Generative AIBuilding with foundation modelsBuilding agentsMulti-agent systems

Introduction to multi-agent systems

12 minutes read

A multi-agent system (MAS) is a collection of autonomous AI agents working together within a shared environment to solve complex tasks. Instead of one agent doing everything, you create a team of specialized agents, each excelling at their specific domain. Think of it like the difference between hiring one person to run your entire business versus building a team where each member has a specific role they're really good at.

The single-agent problem

Let's start with a real-world scenario to understand why we need multiple agents in the first place. Imagine you're building a customer service system where one agent is responsible for handling product inquiries, processing refunds, scheduling appointments, analyzing sentiment, and escalating to human agents when things get complicated. At first glance, this might seem efficient. One agent means one system to maintain, one set of instructions, one context to manage. But as you start building this system, problems quickly emerge.

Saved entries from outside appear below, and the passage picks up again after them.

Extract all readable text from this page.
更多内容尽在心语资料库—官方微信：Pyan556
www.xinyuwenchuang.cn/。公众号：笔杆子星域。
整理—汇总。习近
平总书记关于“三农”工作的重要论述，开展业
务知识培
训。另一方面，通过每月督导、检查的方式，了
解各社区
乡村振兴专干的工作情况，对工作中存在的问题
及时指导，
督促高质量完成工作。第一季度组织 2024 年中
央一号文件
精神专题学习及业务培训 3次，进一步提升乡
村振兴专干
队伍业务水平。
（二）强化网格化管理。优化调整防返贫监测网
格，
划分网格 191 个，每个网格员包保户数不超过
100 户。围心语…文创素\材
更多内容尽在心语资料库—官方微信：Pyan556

This approach creates several fundamental challenges:

  • Context window bloat: System prompt includes every domain's instructions. Tool definitions for all capabilities, even when most aren't needed for the current task.

  • High costs: Every simple query pays for the entire mega-agent's context. "What are your hours?" shouldn't need refund processing tools in context.

  • Maintenance nightmare: Updating refund logic risks breaking scheduling. Adding new capabilities affects everything.

  • Poor specialization: Agent tries to be expert at everything, excels at nothing.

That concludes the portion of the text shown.